Visual Impairment – What is it like?

Have you ever been asked to present for disability awareness week? Were you asked to talk to a class that just finished reading The Miracle Worker? Do you have a new student starting a  school that you think the students or teachers need awareness of visual disabilities?

Here is a tool to help you! (the title is a link to the TSBVI page) I have made this as a kit several times and left it behind when I moved so it was ready to go for the next TVI. I color coded the stations for easy set up. I made a set of 60 blindfolds out of cloth so they were washable. Here are some of the other things I did by station.

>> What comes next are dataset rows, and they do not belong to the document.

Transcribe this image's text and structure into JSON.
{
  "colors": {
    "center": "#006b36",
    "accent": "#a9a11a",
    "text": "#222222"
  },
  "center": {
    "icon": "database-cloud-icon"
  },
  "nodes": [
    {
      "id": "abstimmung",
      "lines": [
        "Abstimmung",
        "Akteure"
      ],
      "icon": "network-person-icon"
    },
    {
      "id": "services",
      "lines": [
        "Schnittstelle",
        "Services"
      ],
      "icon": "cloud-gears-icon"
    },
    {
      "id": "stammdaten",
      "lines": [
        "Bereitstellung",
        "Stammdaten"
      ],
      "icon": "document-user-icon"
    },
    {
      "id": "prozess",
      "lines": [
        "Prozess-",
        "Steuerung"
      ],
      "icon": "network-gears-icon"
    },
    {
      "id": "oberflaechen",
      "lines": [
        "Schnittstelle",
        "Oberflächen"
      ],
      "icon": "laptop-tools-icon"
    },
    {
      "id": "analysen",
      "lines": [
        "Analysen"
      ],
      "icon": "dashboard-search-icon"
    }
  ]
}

  1. Station 1 – I bought a game which came with 20 different canisters of smell. Kept the smells contained and didn’t leak!
  2. Station 2 – I always taught sighted guide before hand. Never know if my student might need someone’s assistance. The end of the route had a bowl of mixed candies. The blindfolded person had to chose an item without looking. When the people switched to walk back, the second group had a bowl of candy on their end with completely different choices.
  3. Station 3 – I created a USB drive with wav sound files. This could also be on an iPod or iPad.
  4. Station 4 – brailling your own name was the most meaningful. I also brought real braille sentences for them to transcribe — way better than printed braille.
  5. Station 5 – the games I used were checkers, tic-tac-toe, connect four, and dominoes
  6. Station 6 – A favorite station. I also created a second activity so they partners could switch. It usually went smoother since they had already established a communication system. It was great for talking about how communication is so important.
  7. Station 7 – I created two different bags of items. I stored these in cloth bags and kept them together. One bag had more difficult items for high school students and adults.
  8. Station 8 – I made many more pictures which were more complex. I laminated these to be used over again. I made sure to include paper and pencils since most people didn’t bring any with them.

This continues to be my favorite form of in-service as it talks about the strengths a person can build instead of the ‘this is hard’ mentality. Using your senses is highlighted and the beauty of braille is explored.